[A]s we prepared for the San Diego Coffee Network’s first event, a latte art competition at local craft roaster Coffee & Tea Collective, we were a little nervous. The first pour was scheduled to happen in forty-five minutes, and there were seven people milling about, the four SDCN founders included. Where was the crowd? Would there be enough baristas to hold a competition? Why did we do all this if no one was going to show up?
And then they arrived. In wave after wave, the community filtered in and before we knew it, the place was packed, with standing room only if you were lucky to get in. Over a hundred people showed up to watch the return of the San Diego Thursday Night Throwdown, to look on as nineteen local baristas went head-to-head until one was crowned the winner. Clearly we had stumbled upon a demand much greater than we had ever anticipated.
The SDCN was founded by the two of us plus Mike Helms and Jared Wardle, each of us passionate about coffee and offering a different viewpoint on the industry. Mike and Matt were inspired to jumpstart our anemic scene after a trip to Boston for a coffee trade show where they spoke with baristas from around the country who had built strong communities. The four of us met weekly, for months, voicing our visions for the coffee community in San Diego and brainstorming ways to make them a reality.
The idea of reviving the San Diego’s TNT, a bracket-style latte art tournament, was immensely popular, both within our group and with the few industry professionals we consulted. Two years had passed since San Diego’s coffee enthusiasts, both professionals and consumers, had been brought together to watch baristas demonstrate their craft, battling it out for bragging rights and prizes. Matt suggested that we follow what other cities had done, and create a season for baristas to compete. In San Francisco, the Bay Area Coffee Community organized a season that, by its third run, had garnered national coverage. A similar season was held by the Los Angeles TNT, and last year the two cities faced off to answer the question of which had better baristas. (Los Angeles won.)
Each of our five TNTs, held at a different host café each month, have drawn well over a hundred people and garnered significant attention on social media. While we have not achieved the same level of publicity as San Francisco or Los Angeles, we’ve laid the foundation for barista involvement that will continue to foster community spirit and ultimately better local coffee.
Baristas hold influence, but TNTs are also a great way for them to blow off steam and have some pure, unadulterated fun.
You might be asking yourself, why barista competitions? Why not cuppings or tasting events? There’s much to be said for investing this kind of time and effort in baristas. Baristas who are passionate about coffee and likely to compete in a TNT are the greatest coffee ambassadors to any given region. Consumers listen to baristas, will go where baristas recommend, and buy what they recommend. Brand promotion and growth are natural by-products to these events, the same way they can be with regional and national competitions like the USBC.
Baristas hold influence, but TNTs are also a great way for them to blow off steam and have some pure, unadulterated fun. It puts their professional work in a personal light, allowing them to show off their well-earned chops. Just add the public to this equation and you have organic energy and enthusiasm that you can’t get from any other form of marketing. Anyone with a camera or cell phone could snap the photo of a barista executing a winning rosetta that goes viral. With so many people using the web to decide where to spend their dollars, getting genuine brand traction in the cloud is priceless. It’s raw, uncontrolled, authentic engagement.
The SDCN is really just a catalyst. We plugged into an excitement that was already there. We gave it a venue, so it could shine. But as much as coffee communities can benefit from these types of events, and their organic evolution, TNTs don’t happen on their own. We realized early on the importance of establishing a team of dedicated individuals. The better organized your team is, the easier it becomes for roasters, cafés, baristas, and the region’s coffee enthusiasts to support your efforts.

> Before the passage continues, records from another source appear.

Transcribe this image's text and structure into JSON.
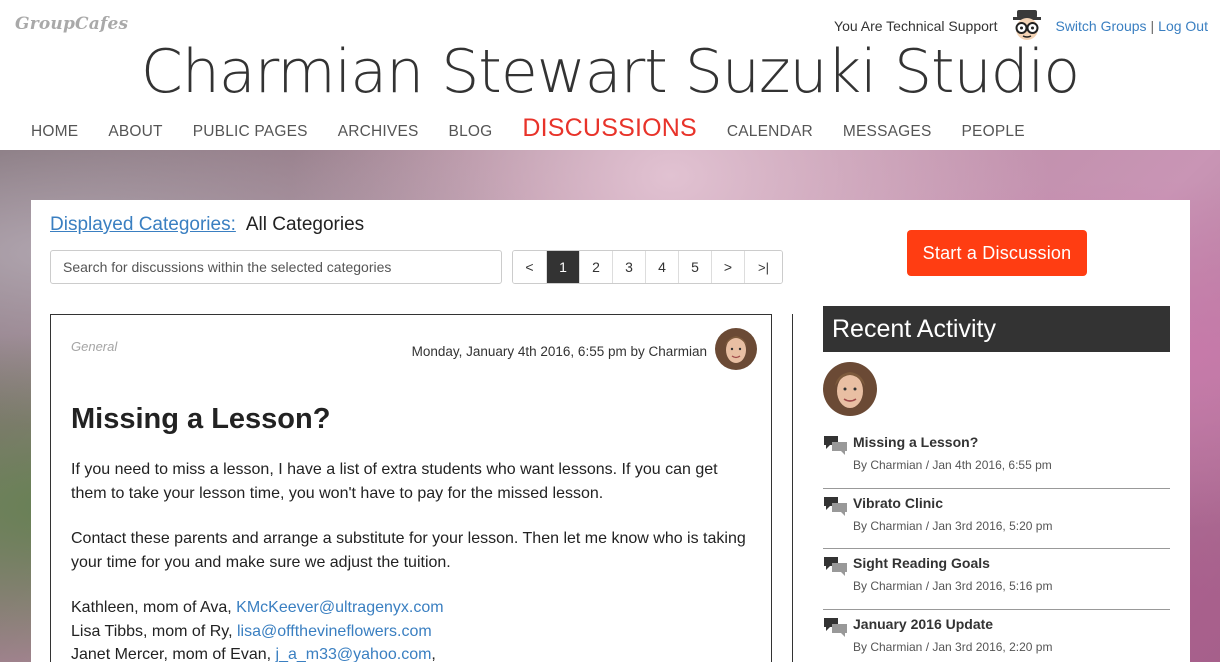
{
  "brand": {
    "logo": "GroupCafes"
  },
  "user_bar": {
    "role_text": "You Are Technical Support",
    "switch_groups": "Switch Groups",
    "separator": "|",
    "log_out": "Log Out"
  },
  "site": {
    "title": "Charmian Stewart Suzuki Studio"
  },
  "nav": {
    "items": [
      "HOME",
      "ABOUT",
      "PUBLIC PAGES",
      "ARCHIVES",
      "BLOG",
      "DISCUSSIONS",
      "CALENDAR",
      "MESSAGES",
      "PEOPLE"
    ],
    "active": "DISCUSSIONS"
  },
  "filters": {
    "categories_label": "Displayed Categories:",
    "categories_value": "All Categories",
    "search_placeholder": "Search for discussions within the selected categories"
  },
  "pagination": {
    "prev": "<",
    "pages": [
      "1",
      "2",
      "3",
      "4",
      "5"
    ],
    "active_page": "1",
    "next": ">",
    "last": ">|"
  },
  "actions": {
    "start_discussion": "Start a Discussion"
  },
  "discussion": {
    "category": "General",
    "meta": "Monday, January 4th 2016, 6:55 pm by Charmian",
    "title": "Missing a Lesson?",
    "paragraphs": [
      "If you need to miss a lesson, I have a list of extra students who want lessons. If you can get them to take your lesson time, you won't have to pay for the missed lesson.",
      "Contact these parents and arrange a substitute for your lesson. Then let me know who is taking your time for you and make sure we adjust the tuition."
    ],
    "contacts": [
      {
        "name": "Kathleen, mom of Ava, ",
        "email": "KMcKeever@ultragenyx.com",
        "suffix": ""
      },
      {
        "name": "Lisa Tibbs, mom of Ry, ",
        "email": "lisa@offthevineflowers.com",
        "suffix": ""
      },
      {
        "name": "Janet Mercer, mom of Evan, ",
        "email": "j_a_m33@yahoo.com",
        "suffix": ","
      }
    ]
  },
  "recent_activity": {
    "heading": "Recent Activity",
    "items": [
      {
        "title": "Missing a Lesson?",
        "meta": "By Charmian / Jan 4th 2016, 6:55 pm"
      },
      {
        "title": "Vibrato Clinic",
        "meta": "By Charmian / Jan 3rd 2016, 5:20 pm"
      },
      {
        "title": "Sight Reading Goals",
        "meta": "By Charmian / Jan 3rd 2016, 5:16 pm"
      },
      {
        "title": "January 2016 Update",
        "meta": "By Charmian / Jan 3rd 2016, 2:20 pm"
      }
    ]
  },
  "colors": {
    "accent": "#e8332a",
    "cta": "#ff3d12",
    "link": "#3a7fc1",
    "dark": "#333333"
  },
  "icons": {
    "user_avatar": "nerd-avatar-icon",
    "author_avatar": "author-avatar",
    "activity": "chat-bubbles-icon"
  }
}
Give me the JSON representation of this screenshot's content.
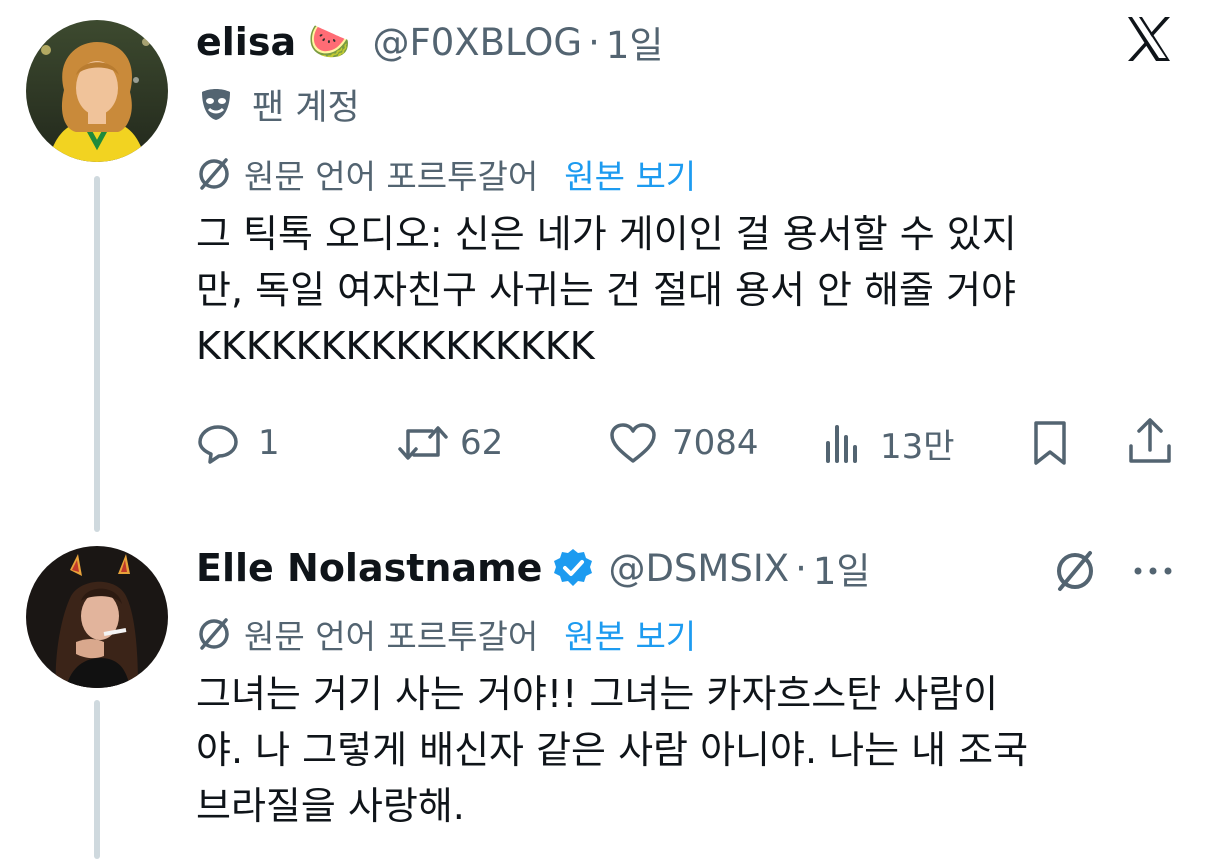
{
  "tweets": [
    {
      "display_name": "elisa",
      "emoji": "🍉",
      "handle": "@F0XBLOG",
      "time": "1일",
      "badge_label": "팬 계정",
      "translation_note": "원문 언어 포르투갈어",
      "translation_link": "원본 보기",
      "text_lines": [
        "그 틱톡 오디오: 신은 네가 게이인 걸 용서할 수 있지",
        "만, 독일 여자친구 사귀는 건 절대 용서 안 해줄 거야",
        "KKKKKKKKKKKKKKKK"
      ],
      "stats": {
        "replies": "1",
        "retweets": "62",
        "likes": "7084",
        "views": "13만"
      }
    },
    {
      "display_name": "Elle Nolastname",
      "verified": true,
      "handle": "@DSMSIX",
      "time": "1일",
      "translation_note": "원문 언어 포르투갈어",
      "translation_link": "원본 보기",
      "text_lines": [
        "그녀는 거기 사는 거야!! 그녀는 카자흐스탄 사람이",
        "야. 나 그렇게 배신자 같은 사람 아니야. 나는 내 조국",
        "브라질을 사랑해."
      ]
    }
  ],
  "icons": {
    "logo": "x-logo-icon",
    "fan_badge": "theater-mask-icon",
    "translate": "translate-globe-icon",
    "reply": "reply-icon",
    "retweet": "retweet-icon",
    "like": "heart-icon",
    "views": "views-bar-chart-icon",
    "bookmark": "bookmark-icon",
    "share": "share-icon",
    "more": "more-options-icon",
    "verified": "verified-badge-icon"
  },
  "colors": {
    "link": "#1d9bf0",
    "muted": "#536471",
    "text": "#0f1419",
    "verified": "#1d9bf0"
  }
}
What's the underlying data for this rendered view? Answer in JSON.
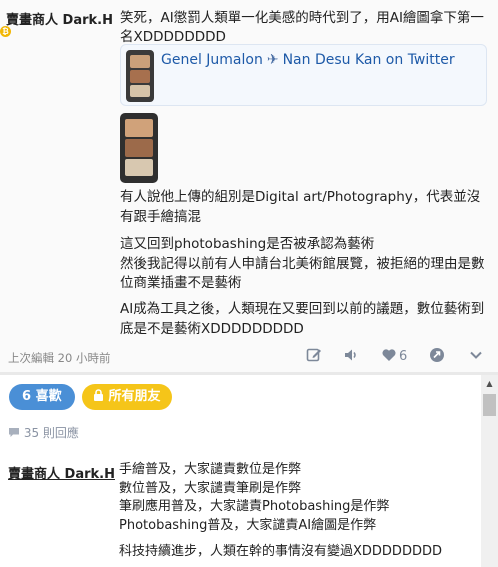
{
  "post": {
    "author": "賣畫商人 Dark.H",
    "author_badge": "₿",
    "intro": "笑死，AI懲罰人類單一化美感的時代到了，用AI繪圖拿下第一名XDDDDDDDD",
    "link": {
      "name1": "Genel Jumalon",
      "plane_icon": "✈",
      "name2": "Nan Desu Kan on Twitter"
    },
    "p1": "有人說他上傳的組別是Digital art/Photography，代表並沒有跟手繪搞混",
    "p2a": "這又回到photobashing是否被承認為藝術",
    "p2b": "然後我記得以前有人申請台北美術館展覽，被拒絕的理由是數位商業插畫不是藝術",
    "p3": "AI成為工具之後，人類現在又要回到以前的議題，數位藝術到底是不是藝術XDDDDDDDDD",
    "edited": "上次編輯 20 小時前",
    "like_count": "6"
  },
  "comments": {
    "likes_label": "6 喜歡",
    "friends_label": "所有朋友",
    "replies_label": "35 則回應",
    "author": "賣畫商人 Dark.H",
    "lines": [
      "手繪普及，大家譴責數位是作弊",
      "數位普及，大家譴責筆刷是作弊",
      "筆刷應用普及，大家譴責Photobashing是作弊",
      "Photobashing普及，大家譴責AI繪圖是作弊"
    ],
    "last": "科技持續進步，人類在幹的事情沒有變過XDDDDDDDD"
  },
  "colors": {
    "accent_blue": "#4a8fd6",
    "friends_yellow": "#f5c519",
    "link_blue": "#1e5aa8",
    "icon_gray": "#7d8899"
  }
}
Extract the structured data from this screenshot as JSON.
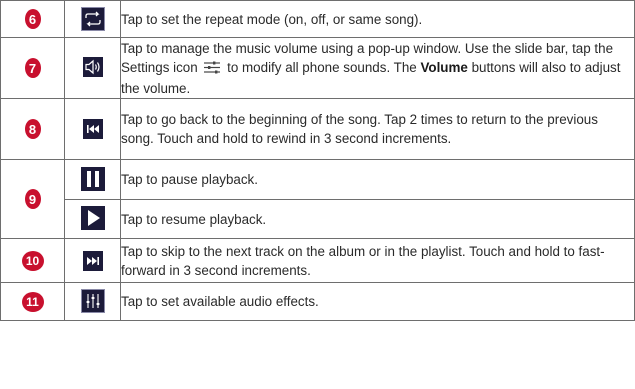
{
  "colors": {
    "badge": "#c8102e",
    "icon_bg": "#1c1b3a",
    "icon_fg": "#ffffff",
    "border": "#6e6e6e",
    "text": "#2a2a2a"
  },
  "rows": [
    {
      "num": "6",
      "icon": "repeat-icon",
      "text": "Tap to set the repeat mode (on, off, or same song)."
    },
    {
      "num": "7",
      "icon": "volume-icon",
      "text_a": "Tap to manage the music volume using a pop-up window. Use the slide bar, tap the Settings icon",
      "settings_icon": "settings-sliders-icon",
      "text_b": "to modify all phone sounds. The",
      "text_bold": "Volume",
      "text_c": "buttons will also to adjust the volume."
    },
    {
      "num": "8",
      "icon": "rewind-icon",
      "text": "Tap to go back to the beginning of the song. Tap 2 times to return to the previous song. Touch and hold to rewind in 3 second increments."
    },
    {
      "num": "9",
      "icon": "pause-icon",
      "text": "Tap to pause playback."
    },
    {
      "icon": "play-icon",
      "text": "Tap to resume playback."
    },
    {
      "num": "10",
      "icon": "fast-forward-icon",
      "text": "Tap to skip to the next track on the album or in the playlist. Touch and hold to fast-forward in 3 second increments."
    },
    {
      "num": "11",
      "icon": "equalizer-icon",
      "text": "Tap to set available audio effects."
    }
  ]
}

Like many cities, San Diego was thirsting for an active coffee community. The SDCN came together at just the right moment. Any later, and someone else would have seized the momentum and support. We hope to harness the enthusiasm generated by our barista competitions to encourage and inspire participation throughout the industry. Your city likely has delicious coffee and talented coffee professionals. With the right kind of effort, you can foster that work and be rewarded, as we were, with an excited crowd craning for a glimpse at that magic.
—Matt Barahura and Jessica Percifield are part of the team that runs the San Diego Coffee Network.